Прямо напротив бабушки, в другом конце зала, за темным столом сидели семеро пожилых господ; на них действительно были надеты шелковые мантии цвета бордо, а на голове — бархатные береты, тоже красные, но чуть потемнее. Все господа были уже седовласые, седобородые, большинство в очках, и сидели они так, словно находились здесь с незапамятных времен и будут сидеть вечно. Некоторые подпирали рукой голову, другие поигрывали карандашом или пенсне. Один царапал на бумаге, второй кашлял, перед каждым лежало несколько папок с делами, а тот, у которого была самая большая кипа, что-то невнятно бормотал остальным.
Бабушка с удовлетворением отметила про себя, что рейхсгерихт с его седовласыми судьями — учреждение весьма надежное. Он казался ей порукой незыблемости империи, вот именно такие бесстрастные люди хорошо оберегают закон. Но особенно радовал бабушку зять; несмотря на седую бородку и усы, он, по ее мнению, выглядел самым молодым и свежим, да и красная мантия шла ему больше, чем другим.
Из всего, что говорилось, бабушка не разобрала ни слова, но это ее ничуть не беспокоило. Постепенно, с возрастом, она стала плохо слышать и привыкла к этому. Ее глаза видели еще, слава богу, хорошо, а здесь им было на что посмотреть. Бабушка намеревалась посидеть подольше. Она даже подумала, удобно ли будет, если она достанет из ридикюля вязанье и немножко повяжет. Господам это, наверное, не помешает.
Тем временем ситуация за судейским столом изменилась. Бормотун умолк, остальные господа сказали по нескольку слов, кое-что было записано. И вот сидевший в середине господин поднялся и что-то проговорил в сторону зала, вернее, в сторону бабушки. Что бы это могло значить? — подумала бабушка, — возможно, зять сообщил господам о ее присутствии, и они здороваются с ней. На всякий случай бабушка сделала книксен и опять села.

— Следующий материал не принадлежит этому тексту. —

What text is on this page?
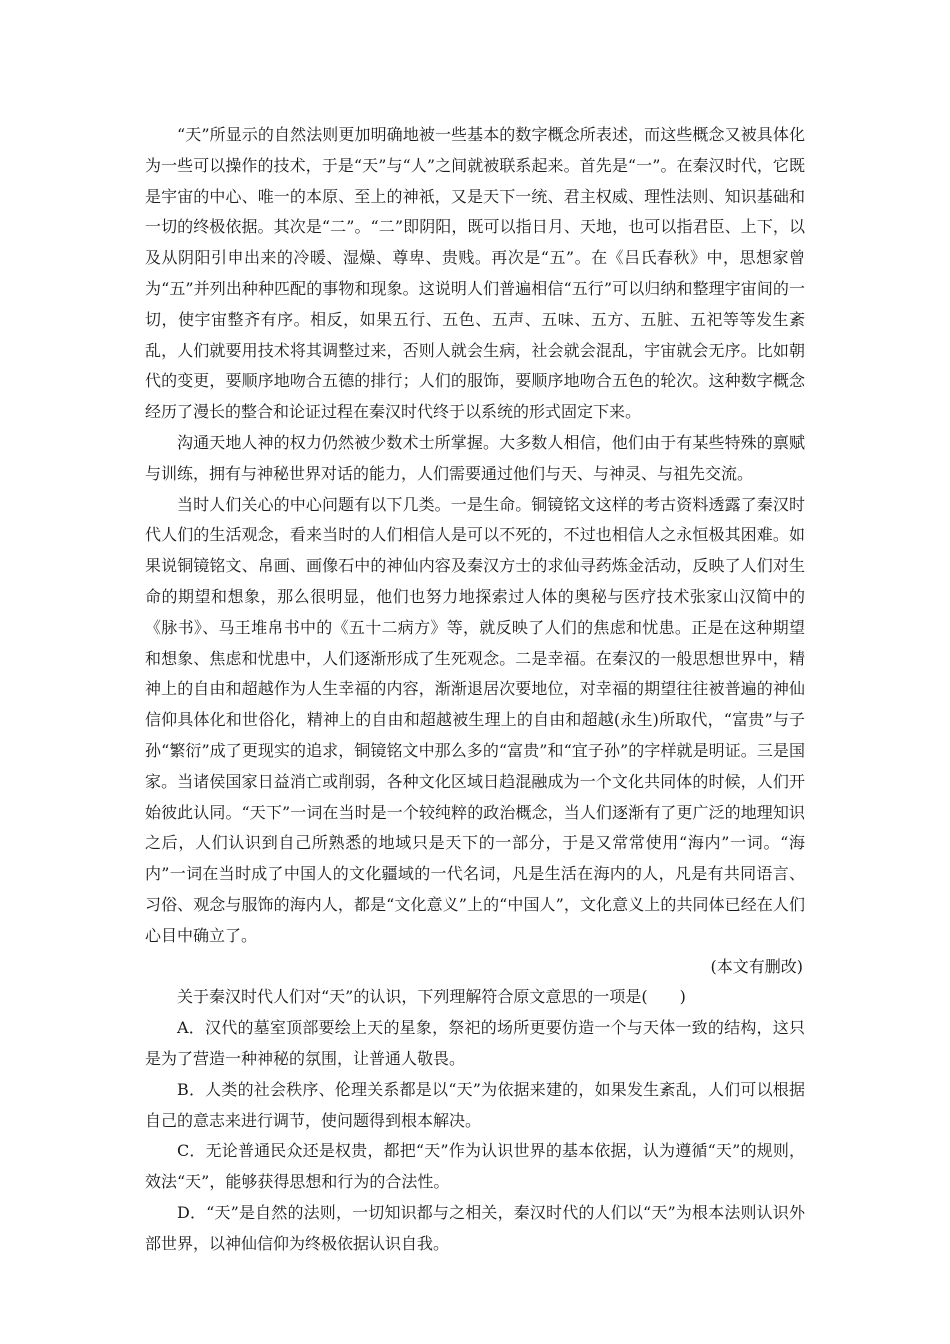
“天”所显示的自然法则更加明确地被一些基本的数字概念所表述，而这些概念又被具体化为一些可以操作的技术，于是“天”与“人”之间就被联系起来。首先是“一”。在秦汉时代，它既是宇宙的中心、唯一的本原、至上的神祇，又是天下一统、君主权威、理性法则、知识基础和一切的终极依据。其次是“二”。“二”即阴阳，既可以指日月、天地，也可以指君臣、上下，以及从阴阳引申出来的冷暖、湿燥、尊卑、贵贱。再次是“五”。在《吕氏春秋》中，思想家曾为“五”并列出种种匹配的事物和现象。这说明人们普遍相信“五行”可以归纳和整理宇宙间的一切，使宇宙整齐有序。相反，如果五行、五色、五声、五味、五方、五脏、五祀等等发生紊乱，人们就要用技术将其调整过来，否则人就会生病，社会就会混乱，宇宙就会无序。比如朝代的变更，要顺序地吻合五德的排行；人们的服饰，要顺序地吻合五色的轮次。这种数字概念经历了漫长的整合和论证过程在秦汉时代终于以系统的形式固定下来。

沟通天地人神的权力仍然被少数术士所掌握。大多数人相信，他们由于有某些特殊的禀赋与训练，拥有与神秘世界对话的能力，人们需要通过他们与天、与神灵、与祖先交流。

当时人们关心的中心问题有以下几类。一是生命。铜镜铭文这样的考古资料透露了秦汉时代人们的生活观念，看来当时的人们相信人是可以不死的，不过也相信人之永恒极其困难。如果说铜镜铭文、帛画、画像石中的神仙内容及秦汉方士的求仙寻药炼金活动，反映了人们对生命的期望和想象，那么很明显，他们也努力地探索过人体的奥秘与医疗技术张家山汉简中的《脉书》、马王堆帛书中的《五十二病方》等，就反映了人们的焦虑和忧患。正是在这种期望和想象、焦虑和忧患中，人们逐渐形成了生死观念。二是幸福。在秦汉的一般思想世界中，精神上的自由和超越作为人生幸福的内容，渐渐退居次要地位，对幸福的期望往往被普遍的神仙信仰具体化和世俗化，精神上的自由和超越被生理上的自由和超越(永生)所取代，“富贵”与子孙“繁衍”成了更现实的追求，铜镜铭文中那么多的“富贵”和“宜子孙”的字样就是明证。三是国家。当诸侯国家日益消亡或削弱，各种文化区域日趋混融成为一个文化共同体的时候，人们开始彼此认同。“天下”一词在当时是一个较纯粹的政治概念，当人们逐渐有了更广泛的地理知识之后，人们认识到自己所熟悉的地域只是天下的一部分，于是又常常使用“海内”一词。“海内”一词在当时成了中国人的文化疆域的一代名词，凡是生活在海内的人，凡是有共同语言、习俗、观念与服饰的海内人，都是“文化意义”上的“中国人”，文化意义上的共同体已经在人们心目中确立了。

(本文有删改)

关于秦汉时代人们对“天”的认识，下列理解符合原文意思的一项是(　　)

A．汉代的墓室顶部要绘上天的星象，祭祀的场所更要仿造一个与天体一致的结构，这只是为了营造一种神秘的氛围，让普通人敬畏。

B．人类的社会秩序、伦理关系都是以“天”为依据来建的，如果发生紊乱，人们可以根据自己的意志来进行调节，使问题得到根本解决。

C．无论普通民众还是权贵，都把“天”作为认识世界的基本依据，认为遵循“天”的规则，效法“天”，能够获得思想和行为的合法性。

D．“天”是自然的法则，一切知识都与之相关，秦汉时代的人们以“天”为根本法则认识外部世界，以神仙信仰为终极依据认识自我。
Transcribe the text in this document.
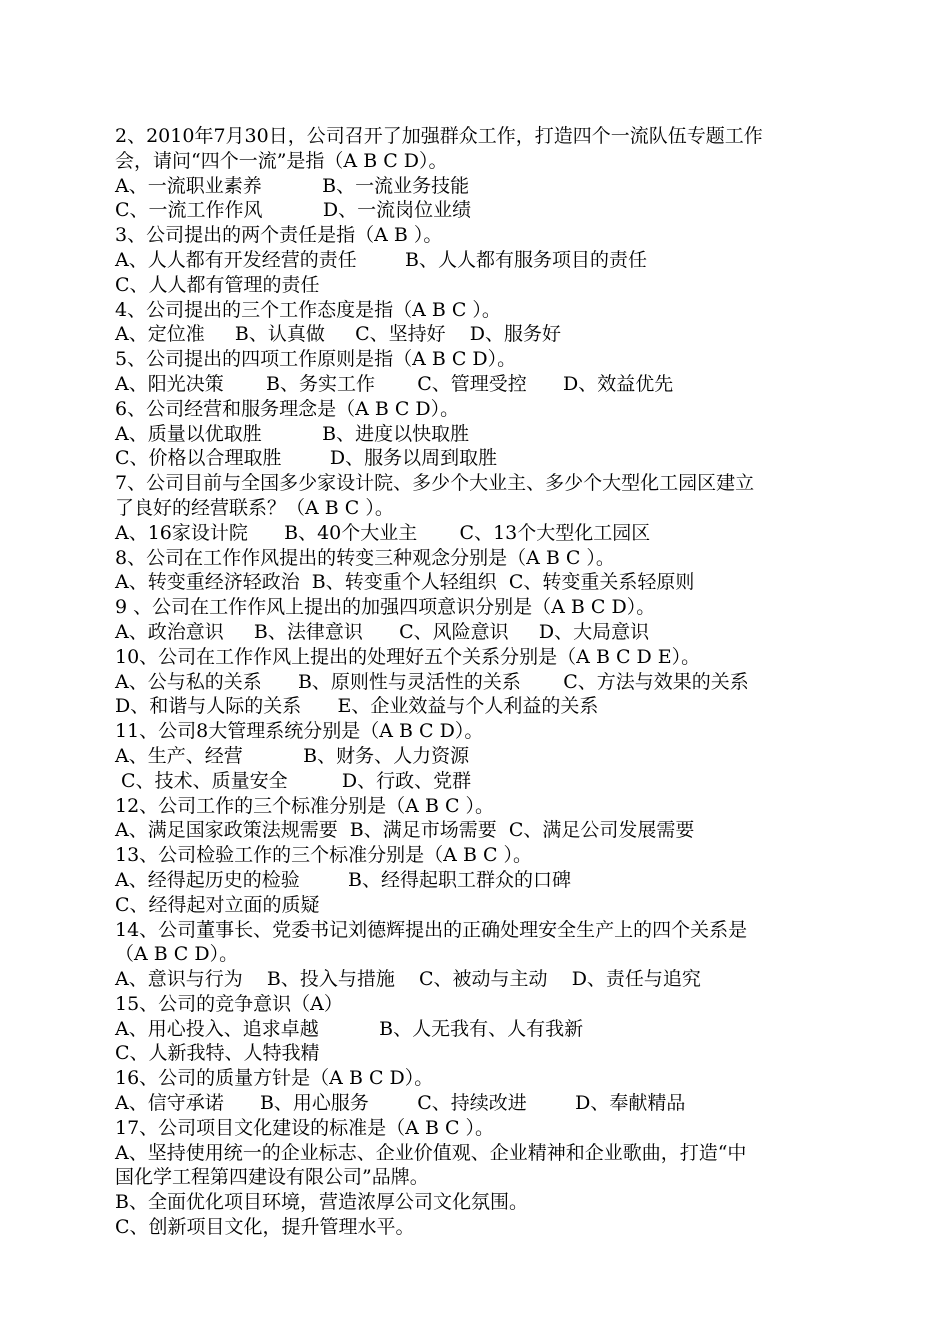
2、2010年7月30日，公司召开了加强群众工作，打造四个一流队伍专题工作
会，请问“四个一流”是指（A B C D）。
A、一流职业素养          B、一流业务技能
C、一流工作作风          D、一流岗位业绩
3、公司提出的两个责任是指（A B ）。
A、人人都有开发经营的责任        B、人人都有服务项目的责任
C、人人都有管理的责任
4、公司提出的三个工作态度是指（A B C ）。
A、定位准     B、认真做     C、坚持好    D、服务好
5、公司提出的四项工作原则是指（A B C D）。
A、阳光决策       B、务实工作       C、管理受控      D、效益优先
6、公司经营和服务理念是（A B C D）。
A、质量以优取胜          B、进度以快取胜
C、价格以合理取胜        D、服务以周到取胜
7、公司目前与全国多少家设计院、多少个大业主、多少个大型化工园区建立
了良好的经营联系？（A B C ）。
A、16家设计院      B、40个大业主       C、13个大型化工园区
8、公司在工作作风提出的转变三种观念分别是（A B C ）。
A、转变重经济轻政治  B、转变重个人轻组织  C、转变重关系轻原则
9 、公司在工作作风上提出的加强四项意识分别是（A B C D）。
A、政治意识     B、法律意识      C、风险意识     D、大局意识
10、公司在工作作风上提出的处理好五个关系分别是（A B C D E）。
A、公与私的关系      B、原则性与灵活性的关系       C、方法与效果的关系
D、和谐与人际的关系      E、企业效益与个人利益的关系
11、公司8大管理系统分别是（A B C D）。
A、生产、经营          B、财务、人力资源
C、技术、质量安全         D、行政、党群
12、公司工作的三个标准分别是（A B C ）。
A、满足国家政策法规需要  B、满足市场需要  C、满足公司发展需要
13、公司检验工作的三个标准分别是（A B C ）。
A、经得起历史的检验        B、经得起职工群众的口碑
C、经得起对立面的质疑
14、公司董事长、党委书记刘德辉提出的正确处理安全生产上的四个关系是
（A B C D）。
A、意识与行为    B、投入与措施    C、被动与主动    D、责任与追究
15、公司的竞争意识（A）
A、用心投入、追求卓越          B、人无我有、人有我新
C、人新我特、人特我精
16、公司的质量方针是（A B C D）。
A、信守承诺      B、用心服务        C、持续改进        D、奉献精品
17、公司项目文化建设的标准是（A B C ）。
A、坚持使用统一的企业标志、企业价值观、企业精神和企业歌曲，打造“中
国化学工程第四建设有限公司”品牌。
B、全面优化项目环境，营造浓厚公司文化氛围。
C、创新项目文化，提升管理水平。
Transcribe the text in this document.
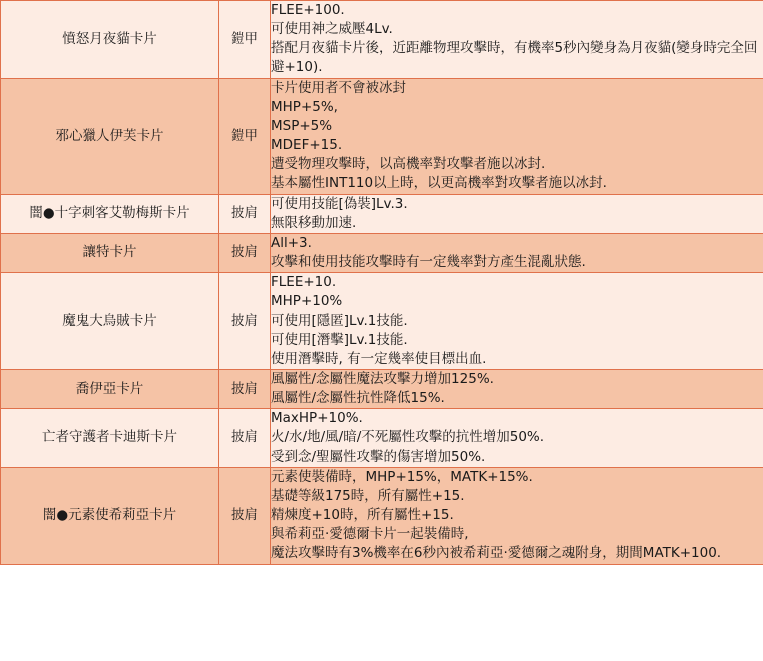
憤怒月夜貓卡片	鎧甲	FLEE+100.
可使用神之威壓4Lv.
搭配月夜貓卡片後，近距離物理攻擊時，有機率5秒內變身為月夜貓(變身時完全回避+10).

邪心獵人伊芙卡片	鎧甲	
卡片使用者不會被冰封
MHP+5%,
MSP+5%
MDEF+15.
遭受物理攻擊時，以高機率對攻擊者施以冰封.
基本屬性INT110以上時，以更高機率對攻擊者施以冰封.

闇●十字刺客艾勒梅斯卡片	披肩	可使用技能[偽裝]Lv.3.
無限移動加速.

讓特卡片	披肩	All+3.
攻擊和使用技能攻擊時有一定幾率對方產生混亂狀態.

魔鬼大烏賊卡片	披肩	FLEE+10.
MHP+10%
可使用[隱匿]Lv.1技能.
可使用[潛擊]Lv.1技能.
使用潛擊時, 有一定幾率使目標出血.

喬伊亞卡片	披肩	風屬性/念屬性魔法攻擊力增加125%.
風屬性/念屬性抗性降低15%.

亡者守護者卡迪斯卡片	披肩	MaxHP+10%.
火/水/地/風/暗/不死屬性攻擊的抗性增加50%.
受到念/聖屬性攻擊的傷害增加50%.

闇●元素使希莉亞卡片	披肩	元素使裝備時，MHP+15%，MATK+15%.
基礎等級175時，所有屬性+15.
精煉度+10時，所有屬性+15.
與希莉亞·愛德爾卡片一起裝備時,
魔法攻擊時有3%機率在6秒內被希莉亞·愛德爾之魂附身，期間MATK+100.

В действительности же председатель палаты сказал следующее:
— Ввиду угрозы нравственности дело будет слушаться при закрытых дверях.
Ибо только что закончилось одно дело и предстояло заслушать новое, касающееся нарушения параграфа 175 или 176 Уголовного кодекса. Публике надлежало покинуть зал, а публикой была бабушка, она должна была выйти. Но бабушка ничего не поняла из всего этого и осталась сидеть. Она была очень довольна, что все-таки попала в рейхсгерихт, и улыбалась…
Господа судьи сидели, ожидая, пока старуха наконец соберется и уйдет. Публика присутствовала здесь на заседаниях настолько редко, что судьи обычно оставались одни, даже служитель у них не всегда был под рукой. А отец почему-то вдруг застеснялся признаться своим коллегам, что эта старушка его теща…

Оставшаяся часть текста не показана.